Here is the option which allows one to adjust that feature:

---------------
--enable-kernel=version
    This option is currently only useful on GNU/Linux systems. The version
    parameter should have the form X.Y.Z and describes the smallest
    version of the Linux kernel the generated library is expected to
    support. The higher the version number is, the less compatibility
    code is added, and the faster the code gets.
---------------

In our own re-build of glibc, we set the kernel version to be 2.6.9 since
it seemed like a good version at the time (years ago). This explains
what you found when running it on earlier kernels.

What revisions would you be interested in supporting?

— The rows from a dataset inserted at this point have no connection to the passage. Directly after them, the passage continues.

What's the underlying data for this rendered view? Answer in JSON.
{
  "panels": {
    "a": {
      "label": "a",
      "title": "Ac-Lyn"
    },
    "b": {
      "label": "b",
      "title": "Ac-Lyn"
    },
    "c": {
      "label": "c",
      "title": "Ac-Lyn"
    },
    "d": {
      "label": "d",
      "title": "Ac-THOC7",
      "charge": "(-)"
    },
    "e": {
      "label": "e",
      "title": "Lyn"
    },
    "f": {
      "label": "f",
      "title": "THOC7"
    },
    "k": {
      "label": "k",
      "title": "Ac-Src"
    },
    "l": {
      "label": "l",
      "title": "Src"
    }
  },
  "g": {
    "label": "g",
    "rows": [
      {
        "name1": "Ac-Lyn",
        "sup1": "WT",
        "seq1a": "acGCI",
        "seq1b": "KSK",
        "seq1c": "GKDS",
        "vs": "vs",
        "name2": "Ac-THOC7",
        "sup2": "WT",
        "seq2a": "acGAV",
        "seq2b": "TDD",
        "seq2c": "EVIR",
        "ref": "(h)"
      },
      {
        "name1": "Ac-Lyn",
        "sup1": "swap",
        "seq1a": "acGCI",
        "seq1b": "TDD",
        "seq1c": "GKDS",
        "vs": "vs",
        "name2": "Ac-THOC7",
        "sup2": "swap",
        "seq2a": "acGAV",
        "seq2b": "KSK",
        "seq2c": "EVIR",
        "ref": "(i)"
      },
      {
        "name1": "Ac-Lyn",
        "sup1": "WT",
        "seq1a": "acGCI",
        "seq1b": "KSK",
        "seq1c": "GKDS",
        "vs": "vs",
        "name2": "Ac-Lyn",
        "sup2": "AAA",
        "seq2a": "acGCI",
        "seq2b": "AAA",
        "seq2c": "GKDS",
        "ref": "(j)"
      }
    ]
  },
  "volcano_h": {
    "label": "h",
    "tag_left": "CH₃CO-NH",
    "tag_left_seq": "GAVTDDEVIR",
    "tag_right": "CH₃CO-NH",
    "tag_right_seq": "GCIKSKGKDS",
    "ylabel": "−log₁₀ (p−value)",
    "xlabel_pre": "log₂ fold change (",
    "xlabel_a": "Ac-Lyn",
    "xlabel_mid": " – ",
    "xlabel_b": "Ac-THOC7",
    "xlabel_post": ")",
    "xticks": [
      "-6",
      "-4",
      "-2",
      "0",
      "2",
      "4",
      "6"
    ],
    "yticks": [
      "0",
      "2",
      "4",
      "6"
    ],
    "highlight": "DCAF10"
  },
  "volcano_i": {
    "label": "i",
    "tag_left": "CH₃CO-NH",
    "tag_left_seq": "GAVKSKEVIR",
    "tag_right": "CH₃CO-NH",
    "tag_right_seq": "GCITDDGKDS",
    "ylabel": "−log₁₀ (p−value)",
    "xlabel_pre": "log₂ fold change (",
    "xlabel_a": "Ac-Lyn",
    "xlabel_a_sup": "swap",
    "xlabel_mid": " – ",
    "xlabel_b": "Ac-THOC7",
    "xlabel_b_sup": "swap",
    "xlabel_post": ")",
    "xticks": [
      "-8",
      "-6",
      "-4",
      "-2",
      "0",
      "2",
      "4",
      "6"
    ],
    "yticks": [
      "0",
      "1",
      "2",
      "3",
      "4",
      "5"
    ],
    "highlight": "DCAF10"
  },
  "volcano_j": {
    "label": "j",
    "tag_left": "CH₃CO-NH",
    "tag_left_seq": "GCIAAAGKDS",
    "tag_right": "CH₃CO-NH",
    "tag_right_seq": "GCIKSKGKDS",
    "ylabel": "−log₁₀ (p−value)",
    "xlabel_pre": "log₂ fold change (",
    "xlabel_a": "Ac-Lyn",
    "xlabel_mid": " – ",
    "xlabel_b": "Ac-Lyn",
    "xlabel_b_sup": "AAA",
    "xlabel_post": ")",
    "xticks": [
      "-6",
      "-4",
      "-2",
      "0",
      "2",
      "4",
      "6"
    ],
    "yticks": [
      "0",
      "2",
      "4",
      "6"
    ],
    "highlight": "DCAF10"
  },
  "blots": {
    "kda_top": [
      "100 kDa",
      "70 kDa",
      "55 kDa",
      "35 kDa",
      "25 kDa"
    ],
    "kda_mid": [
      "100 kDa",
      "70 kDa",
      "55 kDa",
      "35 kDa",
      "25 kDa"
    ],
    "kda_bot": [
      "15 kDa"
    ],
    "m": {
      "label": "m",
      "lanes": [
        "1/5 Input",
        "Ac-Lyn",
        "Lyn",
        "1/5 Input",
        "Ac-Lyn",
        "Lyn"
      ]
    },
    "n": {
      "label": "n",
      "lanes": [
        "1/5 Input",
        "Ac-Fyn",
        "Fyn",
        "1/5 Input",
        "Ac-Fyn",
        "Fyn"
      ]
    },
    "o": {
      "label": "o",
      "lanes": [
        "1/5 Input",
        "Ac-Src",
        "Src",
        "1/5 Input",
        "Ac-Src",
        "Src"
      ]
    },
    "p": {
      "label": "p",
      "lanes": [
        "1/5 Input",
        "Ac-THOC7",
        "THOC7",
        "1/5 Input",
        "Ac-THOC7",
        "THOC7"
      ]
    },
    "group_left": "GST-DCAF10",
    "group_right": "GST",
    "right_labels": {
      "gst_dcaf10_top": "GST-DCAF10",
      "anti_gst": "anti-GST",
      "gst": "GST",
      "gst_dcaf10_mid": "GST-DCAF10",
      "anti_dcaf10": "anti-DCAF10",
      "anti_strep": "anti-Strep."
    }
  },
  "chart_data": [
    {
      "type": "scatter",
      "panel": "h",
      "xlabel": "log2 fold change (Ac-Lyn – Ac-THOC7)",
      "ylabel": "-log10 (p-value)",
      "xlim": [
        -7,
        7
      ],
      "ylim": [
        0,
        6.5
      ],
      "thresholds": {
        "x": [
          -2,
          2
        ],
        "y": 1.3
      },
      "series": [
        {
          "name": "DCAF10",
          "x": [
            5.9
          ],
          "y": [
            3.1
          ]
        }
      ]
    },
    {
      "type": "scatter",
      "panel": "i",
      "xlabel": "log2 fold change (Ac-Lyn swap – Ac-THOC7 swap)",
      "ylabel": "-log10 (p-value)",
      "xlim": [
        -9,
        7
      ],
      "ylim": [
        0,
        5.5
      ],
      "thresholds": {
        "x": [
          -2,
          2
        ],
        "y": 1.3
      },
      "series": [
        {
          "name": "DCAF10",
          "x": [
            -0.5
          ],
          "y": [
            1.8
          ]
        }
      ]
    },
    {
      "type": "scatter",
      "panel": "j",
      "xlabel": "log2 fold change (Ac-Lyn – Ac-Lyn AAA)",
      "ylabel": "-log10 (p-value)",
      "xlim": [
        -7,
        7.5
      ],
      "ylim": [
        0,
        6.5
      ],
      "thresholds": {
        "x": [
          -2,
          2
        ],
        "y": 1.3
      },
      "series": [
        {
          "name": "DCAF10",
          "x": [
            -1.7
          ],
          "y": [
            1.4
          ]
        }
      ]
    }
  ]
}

Modern kernels
versions are around 2.6.22 or so with a smattering of 2.6.9 to 18-ish
ones.

Sadly, Condor by default does not formally publish anything about the
kernel/distro/etc on any machine it is running. It is usually up to the
site admins to create a policy like that and disseminate it to the users.

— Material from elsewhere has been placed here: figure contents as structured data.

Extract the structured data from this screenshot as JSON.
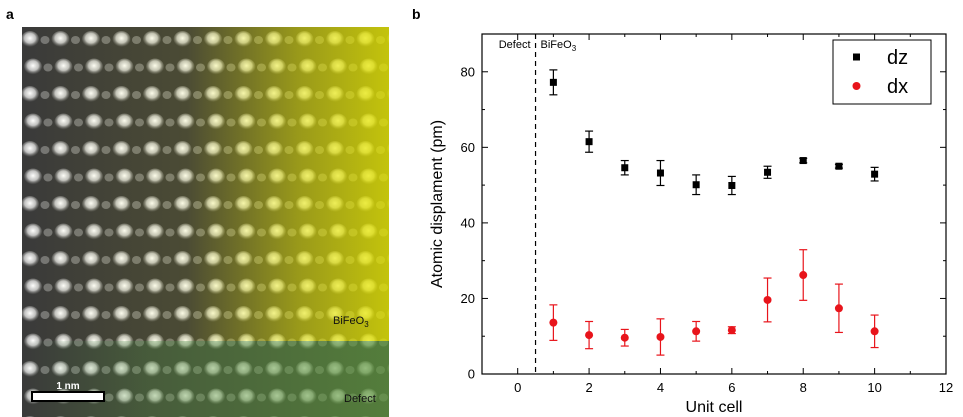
{
  "panels": {
    "a": {
      "label": "a",
      "scalebar_label": "1 nm",
      "region_bifeo3": {
        "text": "BiFeO",
        "sub": "3"
      },
      "region_defect": "Defect",
      "colors": {
        "bifeo3_overlay": "#e6e600",
        "defect_overlay": "#5f9a3c",
        "atoms": "#f2f2f2",
        "background": "#3a3a3a"
      }
    },
    "b": {
      "label": "b"
    }
  },
  "chart_data": {
    "type": "scatter",
    "xlabel": "Unit cell",
    "ylabel": "Atomic displament (pm)",
    "xlim": [
      -1,
      12
    ],
    "ylim": [
      0,
      90
    ],
    "xticks": [
      "0",
      "2",
      "4",
      "6",
      "8",
      "10",
      "12"
    ],
    "yticks": [
      "0",
      "20",
      "40",
      "60",
      "80"
    ],
    "legend_position": "top-right",
    "annotations": {
      "divider_x": 0.5,
      "left": "Defect",
      "right": {
        "text": "BiFeO",
        "sub": "3"
      }
    },
    "series": [
      {
        "name": "dz",
        "marker": "square",
        "color": "#000000",
        "x": [
          1,
          2,
          3,
          4,
          5,
          6,
          7,
          8,
          9,
          10
        ],
        "y": [
          77.2,
          61.5,
          54.6,
          53.2,
          50.1,
          49.9,
          53.4,
          56.5,
          55.0,
          52.9
        ],
        "err": [
          3.3,
          2.8,
          1.9,
          3.3,
          2.6,
          2.4,
          1.6,
          0.6,
          0.5,
          1.8
        ]
      },
      {
        "name": "dx",
        "marker": "circle",
        "color": "#e8141b",
        "x": [
          1,
          2,
          3,
          4,
          5,
          6,
          7,
          8,
          9,
          10
        ],
        "y": [
          13.6,
          10.3,
          9.6,
          9.8,
          11.3,
          11.6,
          19.6,
          26.2,
          17.4,
          11.3
        ],
        "err": [
          4.7,
          3.6,
          2.2,
          4.8,
          2.6,
          0.9,
          5.8,
          6.7,
          6.4,
          4.3
        ]
      }
    ]
  }
}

There may be a _very nasty workaround_ where you use allow_startup_script
with your standard universe job: encode your executable as a shar archive,
hand edit the resultant script that when it runs it checks the kernel
version, and if ok it extracts the executable and execs it <- important
to exec!

If it doesn't like the kernel it exits with a sentinel value that you
know the job can't exit with, and then use blackhole detection/avoidance 
policies to auto-record and forbid running the job on that machine.

I won't be able to help set up such a workaround, if you actually deem
it to be necessary, since I'll be on vacation from June 18th to June
25th. Thinking of workarounds like this take a toll on one's sanity. :)

Dan Bradely or Todd Tannenbaum would be good candidates for setting up
the (artificial) black hole avoidance policy.

> 2) In the same time-dishonored INFN pool I'm also hitting condor_starters that 
>    apparently do not set ADDR_NO_RANDOMIZE in the process personality, 
>    resulting in crashes while attempting to write the randomized virtual memory
>    'hole' to the checkpoint file. In which version(s) of Condor was the
>    ADDR_NO_RANDOMIZE flag added for standard universe jobs ? Knowing this
>    would help me in selecting friendly installations.

As far as I can determine while looking through a cvs -> git
transformation of our repository, and other major code history phase
changes, Condor 6.8 and later is known to use ADDR_NO_RANDOMIZE in
the starter. It was introduced in the 6.7.x series, but I can't find
good record of the exact addition of that feature into the codebase.
You can use the machine attribute CondorVersion (and classad regexes if
your submit machine is a very recent version of Condor) to select the
versions you want to exclude or utilize.

Thank you.

-pete